In conclusion, increased BMI appears to correlate with long term progression to fibrosis and cirrhosis. Reversal of obesity with a gradual weight reduction can improve laboratory abnormalities, histologic changes and liver size in children with NAFLD. BMI may be considered a good non invasive indicator of the underlying disease. Although little controversy exists about the role of liver biopsy as the best accurate method available to assess the stage of the disease, the decision to perform it should be weighed against the risk of the procedure and the impact of the information obtained. In particular, in paediatric population, the timing of biopsy should be individualized and postponed to non-invasive diagnostic tools.

COMMENTS
Background

Interest is growing regarding the nonalcoholic steatohepatitis (NASH) in pediatric age and in the usefulness of liver biopsy for its detection.

Research frontiers

Non invasive detection of liver fibrosis may help better define new therapeutical approaches in a larger number of pediatric NASHs.

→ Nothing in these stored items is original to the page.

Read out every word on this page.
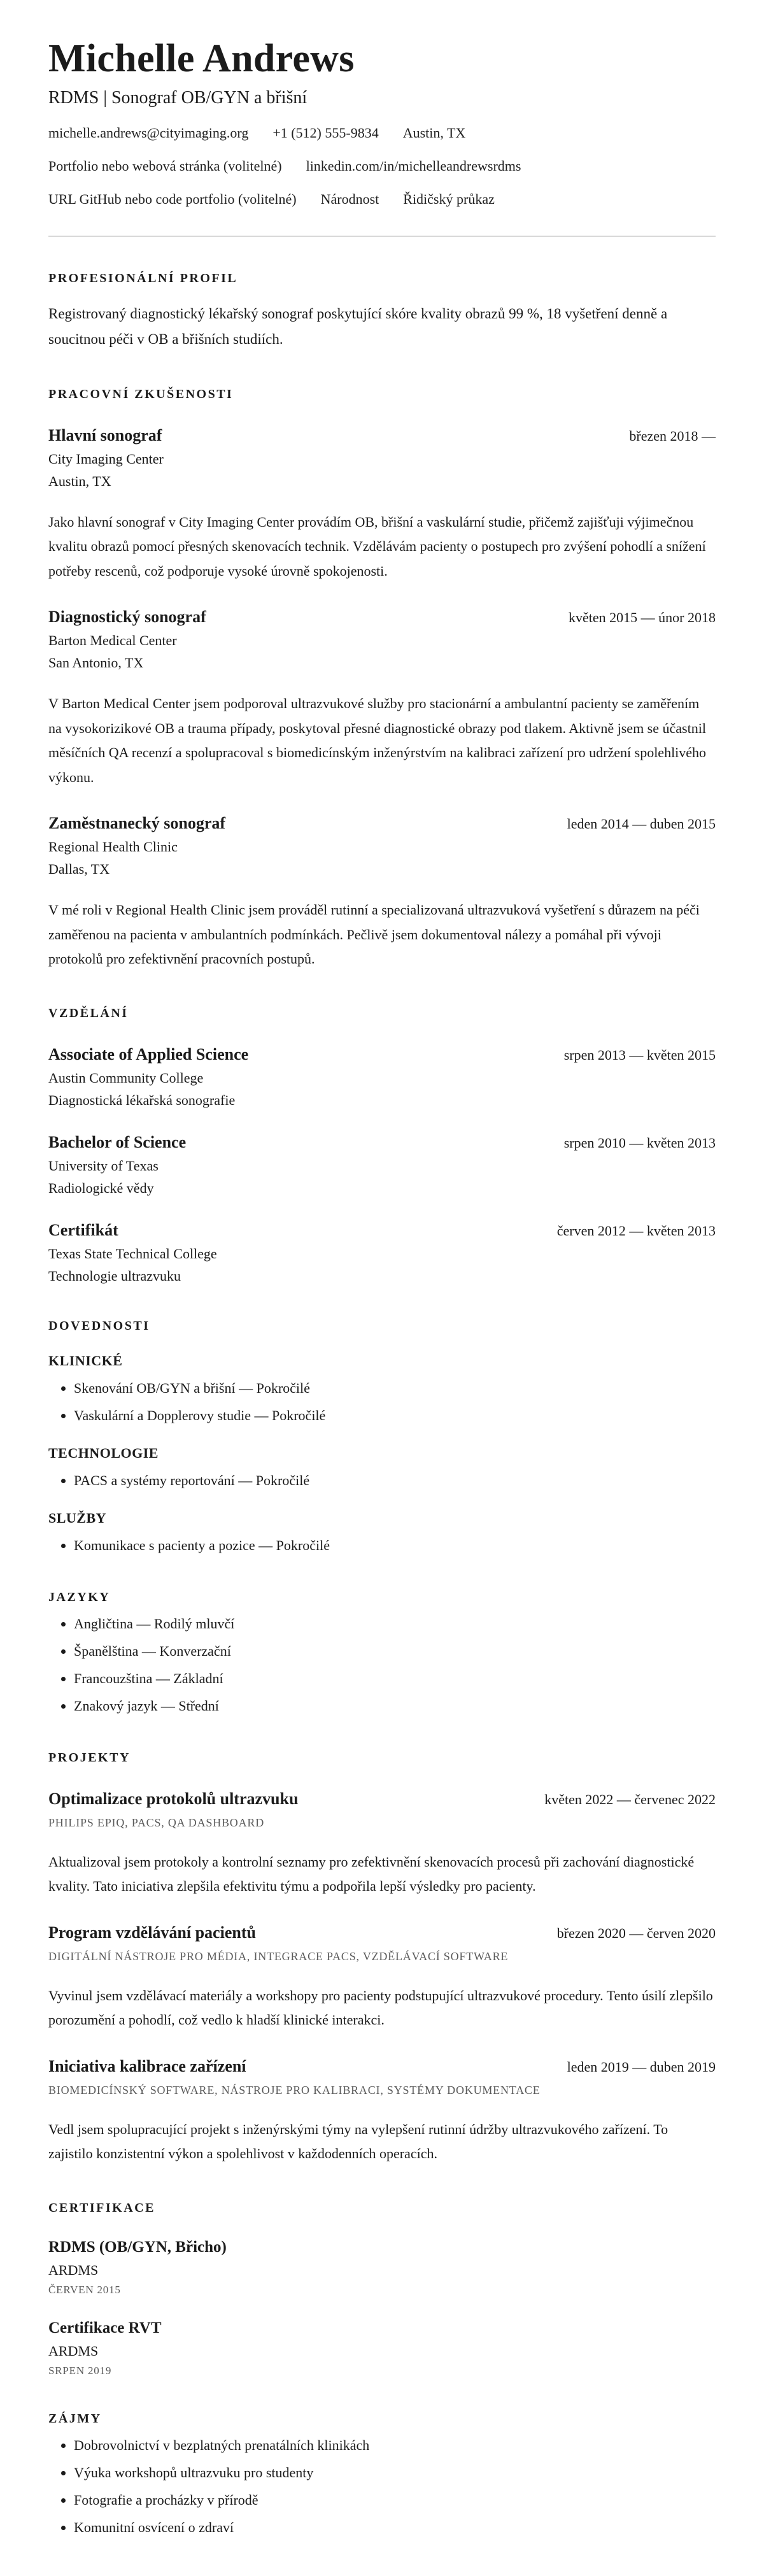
Michelle Andrews
RDMS | Sonograf OB/GYN a břišní
michelle.andrews@cityimaging.org +1 (512) 555-9834 Austin, TX
Portfolio nebo webová stránka (volitelné) linkedin.com/in/michelleandrewsrdms
URL GitHub nebo code portfolio (volitelné) Národnost Řidičský průkaz
PROFESIONÁLNÍ PROFIL

Registrovaný diagnostický lékařský sonograf poskytující skóre kvality obrazů 99 %, 18 vyšetření denně a soucitnou péči v OB a břišních studiích.

PRACOVNÍ ZKUŠENOSTI
Hlavní sonograf	březen 2018 —
City Imaging Center
Austin, TX

Jako hlavní sonograf v City Imaging Center provádím OB, břišní a vaskulární studie, přičemž zajišťuji výjimečnou kvalitu obrazů pomocí přesných skenovacích technik. Vzdělávám pacienty o postupech pro zvýšení pohodlí a snížení potřeby rescenů, což podporuje vysoké úrovně spokojenosti.

Diagnostický sonograf	květen 2015 — únor 2018
Barton Medical Center
San Antonio, TX

V Barton Medical Center jsem podporoval ultrazvukové služby pro stacionární a ambulantní pacienty se zaměřením na vysokorizikové OB a trauma případy, poskytoval přesné diagnostické obrazy pod tlakem. Aktivně jsem se účastnil měsíčních QA recenzí a spolupracoval s biomedicínským inženýrstvím na kalibraci zařízení pro udržení spolehlivého výkonu.

Zaměstnanecký sonograf	leden 2014 — duben 2015
Regional Health Clinic
Dallas, TX

V mé roli v Regional Health Clinic jsem prováděl rutinní a specializovaná ultrazvuková vyšetření s důrazem na péči zaměřenou na pacienta v ambulantních podmínkách. Pečlivě jsem dokumentoval nálezy a pomáhal při vývoji protokolů pro zefektivnění pracovních postupů.

VZDĚLÁNÍ
Associate of Applied Science	srpen 2013 — květen 2015
Austin Community College
Diagnostická lékařská sonografie
Bachelor of Science	srpen 2010 — květen 2013
University of Texas
Radiologické vědy
Certifikát	červen 2012 — květen 2013
Texas State Technical College
Technologie ultrazvuku
DOVEDNOSTI
KLINICKÉ
• Skenování OB/GYN a břišní — Pokročilé
• Vaskulární a Dopplerovy studie — Pokročilé
TECHNOLOGIE
• PACS a systémy reportování — Pokročilé
SLUŽBY
• Komunikace s pacienty a pozice — Pokročilé
JAZYKY
• Angličtina — Rodilý mluvčí
• Španělština — Konverzační
• Francouzština — Základní
• Znakový jazyk — Střední
PROJEKTY
Optimalizace protokolů ultrazvuku	květen 2022 — červenec 2022
PHILIPS EPIQ, PACS, QA DASHBOARD

Aktualizoval jsem protokoly a kontrolní seznamy pro zefektivnění skenovacích procesů při zachování diagnostické kvality. Tato iniciativa zlepšila efektivitu týmu a podpořila lepší výsledky pro pacienty.

Program vzdělávání pacientů	březen 2020 — červen 2020
DIGITÁLNÍ NÁSTROJE PRO MÉDIA, INTEGRACE PACS, VZDĚLÁVACÍ SOFTWARE

Vyvinul jsem vzdělávací materiály a workshopy pro pacienty podstupující ultrazvukové procedury. Tento úsilí zlepšilo porozumění a pohodlí, což vedlo k hladší klinické interakci.

Iniciativa kalibrace zařízení	leden 2019 — duben 2019
BIOMEDICÍNSKÝ SOFTWARE, NÁSTROJE PRO KALIBRACI, SYSTÉMY DOKUMENTACE

Vedl jsem spolupracující projekt s inženýrskými týmy na vylepšení rutinní údržby ultrazvukového zařízení. To zajistilo konzistentní výkon a spolehlivost v každodenních operacích.

CERTIFIKACE
RDMS (OB/GYN, Břicho)
ARDMS
ČERVEN 2015
Certifikace RVT
ARDMS
SRPEN 2019
ZÁJMY
• Dobrovolnictví v bezplatných prenatálních klinikách
• Výuka workshopů ultrazvuku pro studenty
• Fotografie a procházky v přírodě
• Komunitní osvícení o zdraví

Innovations and breakthroughs

Still new diagnostic parameters for non invasive detection of liver fibrosis need to be searched and validated in paedriatic population. This work proves that BMI helps identify children with NASH who might have fibrotic deposition in the liver.

Applications

BMI as one of the future criteria can be used for detection of pedriatic patients with NASH-fibrosis.

Peer review

This study tested the accuracy of various clinical and biochemical parameters for the diagnosis of NASH in 69 children. The results show that only increased BMI is significantly associated with fibrosis, whereas other parameters have not been identified as predictive. This study is accurate and is of importance due to the absence of any non invasive method for the diagnosis of liver fibrosis in the paediatric population. While being interesting, this observation should be further confirmed.